Karunia Terbesar dari Tuhan

Jurnalis : Khusnul Khotimah, Fotografer : Khusnul Khotimah, Videografer: Chandra S.

“Biar bagaimanapun yang namanya anak itu kan jiwa. Ini dari Tuhan, jadi kita harus benar-benar sabar. Apapun kondisinya kita harus terima dengan ikhlas, dengan semangat.”

Kalimat itu diungkapkan Paulus Tjoei Ho (54) mengenai anak semata wayangnya Jenny Ho, yang sebentar lagi genap berusia enam tahun. Kehadiran Jenny didamba Paulus dan istrinya, Tini selama 16 tahun.

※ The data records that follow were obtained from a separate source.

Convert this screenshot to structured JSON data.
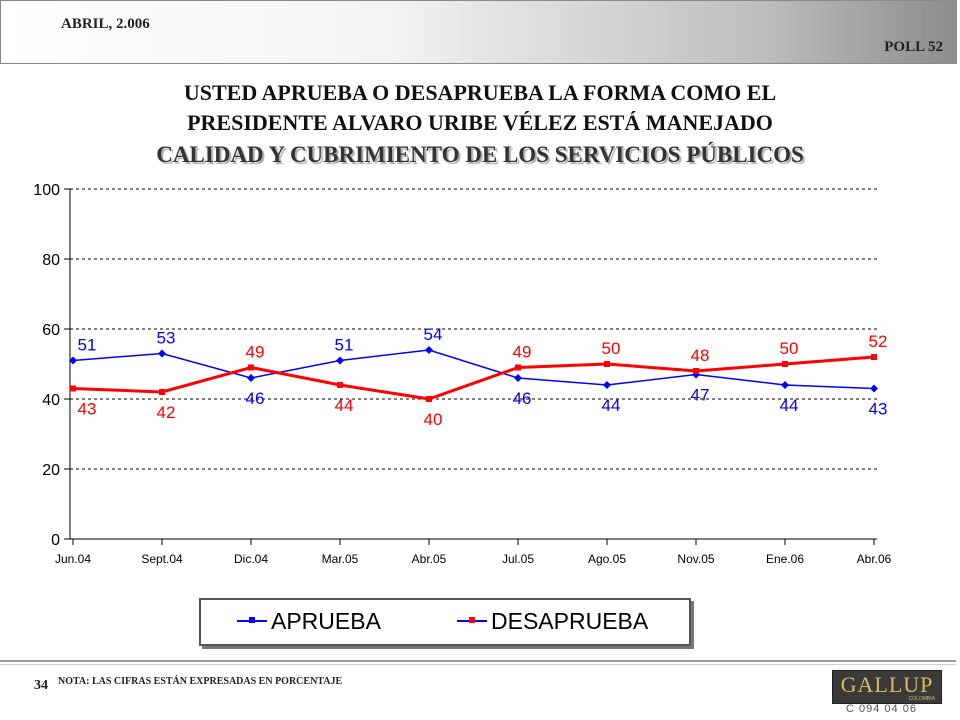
{
  "header": {
    "date": "ABRIL, 2.006",
    "poll": "POLL 52"
  },
  "title": {
    "line1": "USTED APRUEBA O DESAPRUEBA LA FORMA COMO EL",
    "line2": "PRESIDENTE ALVARO URIBE VÉLEZ ESTÁ MANEJADO",
    "line3": "CALIDAD Y CUBRIMIENTO DE LOS SERVICIOS PÚBLICOS"
  },
  "chart_data": {
    "type": "line",
    "categories": [
      "Jun.04",
      "Sept.04",
      "Dic.04",
      "Mar.05",
      "Abr.05",
      "Jul.05",
      "Ago.05",
      "Nov.05",
      "Ene.06",
      "Abr.06"
    ],
    "series": [
      {
        "name": "APRUEBA",
        "color": "#0000ff",
        "values": [
          51,
          53,
          46,
          51,
          54,
          46,
          44,
          47,
          44,
          43
        ]
      },
      {
        "name": "DESAPRUEBA",
        "color": "#ff0000",
        "values": [
          43,
          42,
          49,
          44,
          40,
          49,
          50,
          48,
          50,
          52
        ]
      }
    ],
    "ylim": [
      0,
      100
    ],
    "yticks": [
      0,
      20,
      40,
      60,
      80,
      100
    ],
    "grid": true,
    "legend": "bottom"
  },
  "legend": {
    "aprueba": "APRUEBA",
    "desaprueba": "DESAPRUEBA"
  },
  "footer": {
    "page_number": "34",
    "note": "NOTA: LAS CIFRAS ESTÁN EXPRESADAS EN PORCENTAJE",
    "logo": "GALLUP",
    "logo_sub": "COLOMBIA",
    "code": "C 094 04 06"
  }
}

Namun Jenny terlahir istimewa dengan down syndrom-nya, ditambah pneumonia, laringomalasia, belum dapat berjalan, belum bisa mendengar dan berbicara.


Anak merupakan karunia terbesar dari Tuhan. Karena itu dalam keadaan bagaimanapun anak harus dirawat dengan baik. Begitu juga Paulus dan Tini merawat anak semata wayang mereka, Jenny.

Saat hamil 7 bulan 2 pekan, Tini, ibu Jenny mengalami eklampsia atau komplikasi kehamilan. Bahkan Tini hampir buta karenanya. Oleh dokter di Rumah Sakit Cipto Mangunkusumo (RSCM) Jakarta, Jenny harus dilahirkan melalui meja operasi. Lahirlah Jenny dengan berat hanya 1 kilo 3 ons.

Dari kondisi Jenny saat itu, Jenny diperkirakan mengidap down syndrome. Namun untuk mengetahuinya dengan pasti, bisa dilakukan cek kromosom. Namun biayanya mencapai dua juta rupiah, jumlah yang tak sedikit bagi Paulus yang saat itu sudah tak bekerja.

Syukurlah ada dokter baik hati yang mau membantu biaya cek kromosom ini. Ternyata betul, Jenny mengidap down syndrome.

Jenny Kecil yang Kuat


Sejak usia tiga tahun hingga saat ini, Jenny menjalani terapi di RSCM, antara lain terapi berjalan dan bicara.

Jika bayi ataupun Balita banyak tidur, tak demikian dengan Jenny. Dari umur satu hingga tiga tahun, Jenny kesulitan tidur yang ternyata dia mengidap pneumonia (peradangan paru-paru yang disebabkan oleh infeksi) sekaligus laringomalasia (kondisi bawaan berupa lemahnya jaringan laring di atas pita suara). Tidur telentang tak bisa, tengkurap pun tak bisa. Dengan posisi miring, barulah Jenny bisa terlelap.

Jenny lalu kembali dibawa ke RSCM Jakarta. Dokter menyatakan Jenny harus menggunakan tabung oksigen. Lagi-lagi tabung oksigen tidaklah murah bagi keluarga ini. Bersyukur sekali lagi ada dokter baik hati yang membelikan Jenny tabung oksigen untuk dibawa pulang.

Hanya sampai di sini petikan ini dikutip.